Ce livre, a déclaré la directrice de l’INSS, est la somme de ses expériences personnelles, parfois douloureuses, parfois heureuses, mais également le fruit des réflexions d’autres auteurs sur la crise sécuritaire, laquelle engendre de profondes blessures morales et psychologiques.

Pour elle, le « commencement étant le Verbe », comme le disent les Livres saints, la parole demeure un puissant outil pour apaiser les tensions. Car, selon elle, lorsque l’esprit de vengeance s’installe, il devient difficile de pardonner. C’est en parlant que l’on parvient à se comprendre et à se réconcilier.
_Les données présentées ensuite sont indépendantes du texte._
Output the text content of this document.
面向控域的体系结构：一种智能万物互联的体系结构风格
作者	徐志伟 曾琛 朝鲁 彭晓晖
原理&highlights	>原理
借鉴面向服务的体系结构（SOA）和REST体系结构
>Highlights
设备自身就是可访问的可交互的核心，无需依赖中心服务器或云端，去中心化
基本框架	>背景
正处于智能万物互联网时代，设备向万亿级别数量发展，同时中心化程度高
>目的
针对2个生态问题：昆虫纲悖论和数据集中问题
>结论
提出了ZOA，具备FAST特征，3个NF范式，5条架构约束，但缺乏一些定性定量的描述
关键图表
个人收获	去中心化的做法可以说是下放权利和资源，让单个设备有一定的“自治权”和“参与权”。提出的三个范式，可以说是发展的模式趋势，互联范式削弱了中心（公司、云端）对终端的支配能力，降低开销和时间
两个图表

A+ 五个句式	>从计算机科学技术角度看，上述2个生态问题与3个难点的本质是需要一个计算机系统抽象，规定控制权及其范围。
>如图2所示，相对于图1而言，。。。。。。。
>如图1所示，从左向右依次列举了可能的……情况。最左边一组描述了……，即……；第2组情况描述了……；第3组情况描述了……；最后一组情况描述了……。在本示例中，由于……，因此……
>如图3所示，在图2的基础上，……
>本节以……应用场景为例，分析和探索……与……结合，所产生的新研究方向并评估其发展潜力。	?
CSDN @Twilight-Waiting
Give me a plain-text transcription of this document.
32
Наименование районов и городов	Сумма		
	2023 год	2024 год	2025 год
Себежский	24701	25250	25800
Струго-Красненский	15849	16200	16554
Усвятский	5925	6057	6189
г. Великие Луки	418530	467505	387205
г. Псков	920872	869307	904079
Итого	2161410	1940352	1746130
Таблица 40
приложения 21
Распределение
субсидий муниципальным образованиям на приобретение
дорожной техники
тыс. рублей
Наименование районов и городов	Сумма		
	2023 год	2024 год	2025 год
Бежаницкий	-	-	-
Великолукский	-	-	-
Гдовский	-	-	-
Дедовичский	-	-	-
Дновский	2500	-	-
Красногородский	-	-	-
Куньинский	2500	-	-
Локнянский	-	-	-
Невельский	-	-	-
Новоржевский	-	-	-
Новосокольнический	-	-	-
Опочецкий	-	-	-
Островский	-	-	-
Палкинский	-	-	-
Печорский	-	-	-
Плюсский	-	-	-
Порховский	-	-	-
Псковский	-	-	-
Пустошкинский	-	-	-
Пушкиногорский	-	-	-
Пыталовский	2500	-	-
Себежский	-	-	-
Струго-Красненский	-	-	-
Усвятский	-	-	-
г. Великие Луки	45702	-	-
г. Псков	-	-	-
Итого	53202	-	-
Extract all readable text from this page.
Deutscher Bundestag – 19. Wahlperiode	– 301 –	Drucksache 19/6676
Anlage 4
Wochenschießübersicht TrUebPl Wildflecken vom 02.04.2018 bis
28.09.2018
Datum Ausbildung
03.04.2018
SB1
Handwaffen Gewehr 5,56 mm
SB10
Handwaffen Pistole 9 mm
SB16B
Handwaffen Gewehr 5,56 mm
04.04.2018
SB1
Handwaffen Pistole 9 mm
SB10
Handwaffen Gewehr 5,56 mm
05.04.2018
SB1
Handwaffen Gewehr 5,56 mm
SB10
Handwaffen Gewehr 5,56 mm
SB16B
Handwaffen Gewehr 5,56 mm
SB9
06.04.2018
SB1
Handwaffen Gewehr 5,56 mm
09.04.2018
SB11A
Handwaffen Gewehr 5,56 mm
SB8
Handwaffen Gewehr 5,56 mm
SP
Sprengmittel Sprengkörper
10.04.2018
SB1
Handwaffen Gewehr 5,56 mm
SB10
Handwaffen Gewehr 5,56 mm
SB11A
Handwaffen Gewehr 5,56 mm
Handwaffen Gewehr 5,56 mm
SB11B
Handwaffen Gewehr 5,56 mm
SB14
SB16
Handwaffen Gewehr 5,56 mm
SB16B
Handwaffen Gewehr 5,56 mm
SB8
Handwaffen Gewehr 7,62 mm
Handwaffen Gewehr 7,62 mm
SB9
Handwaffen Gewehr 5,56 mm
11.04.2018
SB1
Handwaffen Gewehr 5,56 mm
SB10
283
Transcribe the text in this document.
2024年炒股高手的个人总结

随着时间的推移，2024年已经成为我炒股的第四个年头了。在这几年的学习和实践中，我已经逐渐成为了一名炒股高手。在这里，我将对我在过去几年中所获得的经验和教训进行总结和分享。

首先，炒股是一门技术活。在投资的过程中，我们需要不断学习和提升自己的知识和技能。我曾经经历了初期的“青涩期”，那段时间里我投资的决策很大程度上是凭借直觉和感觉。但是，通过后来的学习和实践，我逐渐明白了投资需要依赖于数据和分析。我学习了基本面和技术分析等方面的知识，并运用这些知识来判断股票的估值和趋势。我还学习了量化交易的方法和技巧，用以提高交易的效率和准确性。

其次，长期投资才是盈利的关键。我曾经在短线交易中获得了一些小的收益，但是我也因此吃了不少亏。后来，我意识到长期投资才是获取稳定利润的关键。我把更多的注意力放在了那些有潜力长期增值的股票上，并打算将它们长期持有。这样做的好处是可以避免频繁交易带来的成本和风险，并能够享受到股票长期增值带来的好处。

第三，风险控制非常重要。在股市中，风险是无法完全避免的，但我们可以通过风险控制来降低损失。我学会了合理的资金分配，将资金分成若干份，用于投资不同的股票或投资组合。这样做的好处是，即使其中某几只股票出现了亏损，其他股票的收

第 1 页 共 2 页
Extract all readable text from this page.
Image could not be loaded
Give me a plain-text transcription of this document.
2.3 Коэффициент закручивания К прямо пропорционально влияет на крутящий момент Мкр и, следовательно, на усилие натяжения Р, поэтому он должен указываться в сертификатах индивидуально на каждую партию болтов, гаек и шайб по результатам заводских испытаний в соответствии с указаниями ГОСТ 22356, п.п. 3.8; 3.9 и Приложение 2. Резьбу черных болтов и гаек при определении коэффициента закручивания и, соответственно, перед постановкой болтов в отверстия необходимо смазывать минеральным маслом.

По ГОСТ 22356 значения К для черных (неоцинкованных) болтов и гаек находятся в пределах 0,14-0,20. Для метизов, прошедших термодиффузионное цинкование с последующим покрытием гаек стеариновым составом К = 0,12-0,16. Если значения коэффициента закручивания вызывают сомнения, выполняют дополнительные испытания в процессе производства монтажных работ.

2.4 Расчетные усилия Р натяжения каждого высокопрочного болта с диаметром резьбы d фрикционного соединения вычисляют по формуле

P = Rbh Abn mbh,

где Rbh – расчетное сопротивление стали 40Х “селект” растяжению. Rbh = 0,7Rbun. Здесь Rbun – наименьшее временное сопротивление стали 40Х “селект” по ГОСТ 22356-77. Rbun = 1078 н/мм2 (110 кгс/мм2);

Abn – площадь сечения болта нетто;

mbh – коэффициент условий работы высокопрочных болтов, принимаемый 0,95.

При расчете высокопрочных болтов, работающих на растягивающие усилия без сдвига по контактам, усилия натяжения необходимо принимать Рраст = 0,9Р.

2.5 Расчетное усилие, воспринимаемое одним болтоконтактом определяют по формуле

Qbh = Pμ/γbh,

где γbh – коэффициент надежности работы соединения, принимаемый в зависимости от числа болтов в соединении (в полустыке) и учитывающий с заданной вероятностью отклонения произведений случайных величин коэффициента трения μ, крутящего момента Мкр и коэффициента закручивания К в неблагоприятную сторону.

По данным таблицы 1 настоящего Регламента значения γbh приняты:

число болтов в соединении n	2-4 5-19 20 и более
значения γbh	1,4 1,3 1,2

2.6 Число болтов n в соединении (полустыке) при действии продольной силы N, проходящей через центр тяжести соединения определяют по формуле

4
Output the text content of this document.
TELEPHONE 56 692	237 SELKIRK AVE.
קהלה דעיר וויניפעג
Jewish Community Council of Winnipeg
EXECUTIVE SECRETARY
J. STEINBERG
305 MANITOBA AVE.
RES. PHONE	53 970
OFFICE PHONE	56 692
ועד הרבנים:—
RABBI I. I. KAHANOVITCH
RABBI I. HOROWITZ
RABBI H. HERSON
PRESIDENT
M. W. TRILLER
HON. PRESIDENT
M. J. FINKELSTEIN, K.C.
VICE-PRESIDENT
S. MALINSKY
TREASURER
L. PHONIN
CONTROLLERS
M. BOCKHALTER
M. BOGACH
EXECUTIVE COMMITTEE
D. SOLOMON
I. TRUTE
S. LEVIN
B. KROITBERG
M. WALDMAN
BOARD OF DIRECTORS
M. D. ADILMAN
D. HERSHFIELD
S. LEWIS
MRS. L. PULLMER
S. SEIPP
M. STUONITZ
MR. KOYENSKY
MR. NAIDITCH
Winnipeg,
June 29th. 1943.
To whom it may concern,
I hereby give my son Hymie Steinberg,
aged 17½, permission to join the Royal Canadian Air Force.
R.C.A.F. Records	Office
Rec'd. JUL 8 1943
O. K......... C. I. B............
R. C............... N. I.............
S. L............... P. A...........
Le préfacier de l’ouvrage, Mamadou Lamine Sanogo, a invité les populations à s’approprier le livre

Le préfacier salue la clarté de l’œuvre

Mamadou Lamine Sanogo, préfacier de l’ouvrage, a salué la rigueur scientifique de l’auteure. Il a rappelé que sa collègue chercheure ne s’est pas contentée d’appliquer des théories universelles. « Elle les confronte à la réalité du Sahel, aux déplacements de populations, à la douleur des mères et au silence des enfants déscolarisés. Elle nous montre comment les technologies culturelles de résilience, le conte, le proverbe, l’alliance à plaisanterie, la parenté à plaisanterie ou encore la palabre constituent de véritables dispositifs cliniques endogènes. Ces formes langagières traditionnelles ne sont pas des vestiges du passé, mais des outils d’une modernité absolue pour recoudre le tissu social déchiré », a-t-il indiqué.

Cette cérémonie de dédicace a connu la participation de nombreux chercheurs et enseignants-chercheurs

L’ouvrage, a-t-il ajouté, s’adresse aux chercheurs, aux praticiens, aux acteurs humanitaires et aux décideurs politiques. « Il nous avertit que la reconstruction des infrastructures physiques ne sera d’aucune utilité si nous ne construisons pas, en parallèle, les “infrastructures langagières” de nos sociétés. Je salue la rigueur, la clarté et la profonde humanité de cette œuvre », a-t-il conclu.

Édité par la Librairie Mercury, « Quand la parole guérit » se présente ainsi comme une réponse complémentaire aux défis de cohésion sociale et de réconciliation auxquels le Burkina Faso est confronté.